The exploration cycle

Oil exploration is a long-drawn-out process. India has 26 sedimentary basins, and each basin has its history of exploration. Usually, companies first study the geological and geophysical data via drilled wells and seismic data.

Based on the available data, an assessment is made regarding the viability of a source rock (whether it could generate movable quantities of hydrocarbons). A slew of follow-up parameters—such as the potential volume, the likely thickness of the reservoir and the amount of hydrocarbon which could be entrapped, among other factors—are then studied. Finally, firms rank all potential blocks in terms of prospectivity and size. Depending on the size of a discovery, the exploration firm then prepares a development plan for the field. The development could be for a particular reservoir or a multi-level reservoir. Once the director general of hydrocarbon (DGH) approves the plan, the company can go ahead with the exploration plan for which it issues tenders and call for bids.

From studying the prospects to producing hydrocarbon, the process could take anywhere between 5-10 years. Due to this long gestation period, most oil and gas exploration firms ought to be nimble and plan well in advance. This is where being a state-run firm comes with its own set of challenges.

While till 2014-15, ONGC along with the OMCs had to bear the burden of selling petroleum products at a subsidized rate, in 2016, ONGC was forced to acquire an 80% stake in the Gujarat State Petroleum Corporation’s (GSPC) Deen Dayal field in the KG Basin for 7,738 crore. Often dubbed as a dud field, ONGC officials say that so far there is no viable deep-water technology that can be used to develop the Deen Dayal field.

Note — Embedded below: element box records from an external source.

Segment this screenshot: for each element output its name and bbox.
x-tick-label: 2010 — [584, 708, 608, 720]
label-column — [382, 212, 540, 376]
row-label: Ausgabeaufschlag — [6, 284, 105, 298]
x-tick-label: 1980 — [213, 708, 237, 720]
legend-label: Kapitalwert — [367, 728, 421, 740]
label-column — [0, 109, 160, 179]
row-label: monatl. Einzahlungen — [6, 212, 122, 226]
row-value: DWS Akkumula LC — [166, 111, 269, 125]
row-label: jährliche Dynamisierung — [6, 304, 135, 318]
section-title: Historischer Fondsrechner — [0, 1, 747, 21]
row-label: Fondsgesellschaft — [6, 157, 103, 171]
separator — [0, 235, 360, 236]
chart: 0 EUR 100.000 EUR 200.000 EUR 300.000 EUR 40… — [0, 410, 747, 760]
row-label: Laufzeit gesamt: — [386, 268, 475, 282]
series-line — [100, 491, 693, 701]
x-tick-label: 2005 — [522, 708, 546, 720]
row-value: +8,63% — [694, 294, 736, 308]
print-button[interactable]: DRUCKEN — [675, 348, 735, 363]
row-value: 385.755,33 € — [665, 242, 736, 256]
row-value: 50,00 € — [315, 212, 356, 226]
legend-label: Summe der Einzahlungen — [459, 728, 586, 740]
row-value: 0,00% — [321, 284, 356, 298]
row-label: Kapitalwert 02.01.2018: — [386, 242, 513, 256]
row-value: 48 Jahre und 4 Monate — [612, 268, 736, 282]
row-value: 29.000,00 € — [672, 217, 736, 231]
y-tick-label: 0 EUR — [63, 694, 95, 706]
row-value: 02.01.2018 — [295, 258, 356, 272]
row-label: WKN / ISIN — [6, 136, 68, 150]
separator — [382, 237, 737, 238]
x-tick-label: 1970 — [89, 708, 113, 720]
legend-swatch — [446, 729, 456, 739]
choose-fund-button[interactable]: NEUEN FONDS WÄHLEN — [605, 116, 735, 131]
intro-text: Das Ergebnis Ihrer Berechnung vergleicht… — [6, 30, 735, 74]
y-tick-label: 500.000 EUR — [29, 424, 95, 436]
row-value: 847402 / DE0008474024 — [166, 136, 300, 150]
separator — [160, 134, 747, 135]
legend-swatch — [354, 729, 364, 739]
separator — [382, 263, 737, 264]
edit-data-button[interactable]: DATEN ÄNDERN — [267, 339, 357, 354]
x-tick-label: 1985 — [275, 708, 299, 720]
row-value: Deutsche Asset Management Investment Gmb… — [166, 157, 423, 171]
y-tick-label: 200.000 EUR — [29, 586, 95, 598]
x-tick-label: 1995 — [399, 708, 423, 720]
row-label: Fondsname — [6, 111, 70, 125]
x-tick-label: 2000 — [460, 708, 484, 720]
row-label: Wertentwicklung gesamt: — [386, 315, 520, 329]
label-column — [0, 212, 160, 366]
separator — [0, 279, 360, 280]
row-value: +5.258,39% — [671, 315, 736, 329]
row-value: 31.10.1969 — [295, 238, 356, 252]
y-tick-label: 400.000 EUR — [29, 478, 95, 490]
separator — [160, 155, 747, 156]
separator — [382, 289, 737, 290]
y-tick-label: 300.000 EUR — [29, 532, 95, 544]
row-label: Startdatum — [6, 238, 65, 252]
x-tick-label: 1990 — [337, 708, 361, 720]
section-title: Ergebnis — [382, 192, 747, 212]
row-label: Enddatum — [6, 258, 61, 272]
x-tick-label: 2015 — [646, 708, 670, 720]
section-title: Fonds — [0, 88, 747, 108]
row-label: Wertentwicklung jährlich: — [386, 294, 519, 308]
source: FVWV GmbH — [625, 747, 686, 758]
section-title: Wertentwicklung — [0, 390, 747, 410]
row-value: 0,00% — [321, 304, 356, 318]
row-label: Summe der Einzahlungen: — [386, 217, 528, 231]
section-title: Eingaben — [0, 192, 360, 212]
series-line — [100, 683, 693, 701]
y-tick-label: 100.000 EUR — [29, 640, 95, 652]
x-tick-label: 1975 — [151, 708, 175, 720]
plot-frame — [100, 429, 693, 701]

In 2018, ONGC had to “buy" the state-run Hindustan Petroleum Corp. Ltd from the Union government. The firm’s cash reserves promptly fell, and debt shot up—from 74,399 crore in FY17 to 1,01,246 crore in FY18. At the end of FY21, the outstanding debt is at 1,23,945 crore.

“To be an exploration company, you need funds to explore. ONGC has been successively squeezed of funds and treated as a cash cow," said a retired ONGC official, who did not wish to be named. “The company is not given a level playing field in terms of product pricing and is expected to perform. How is that possible? You can’t tie ONGC’s hands and ask it to perform," the official added.

Lack of technology

Despite ONGC’s 65-year existence, India has still not been able to build a robust oil field services industry. Oil field services refer to allied services that an exploration company requires in its cycle of exploration and production.

“To an extent, ONGC’s performance also depends on the services available. ONGC has been using its in-house services to meet its needs, but it is not a services company by itself. So, its reach will be limited," said an ONGC official.

The recent quest to establish tie-ups with international E&P companies stems from an acknowledgement of the current limitations—the domestic oil field services industry is seriously underdeveloped and the lack of access to technology continues to be a major bottleneck.

“We are looking for a partner on a case-to-case basis," Subhash Kumar, chairman and managing director, ONGC, told analysts on 14 August.

“We are not necessarily looking for a partner to bridge the investment gap or the risk gap. It is actually the alliance we are more interested (in) so that they bring in value… their international knowledge of similar basins where they have succeeded," he added.

If a combination of organizational reform, urgency, and new technology is infused into the company, ONGC could potentially look beyond the seven or eight basins where oil has been encountered until now. While these could be risky bets, the potential reward—in the event of a new major find—could also be high.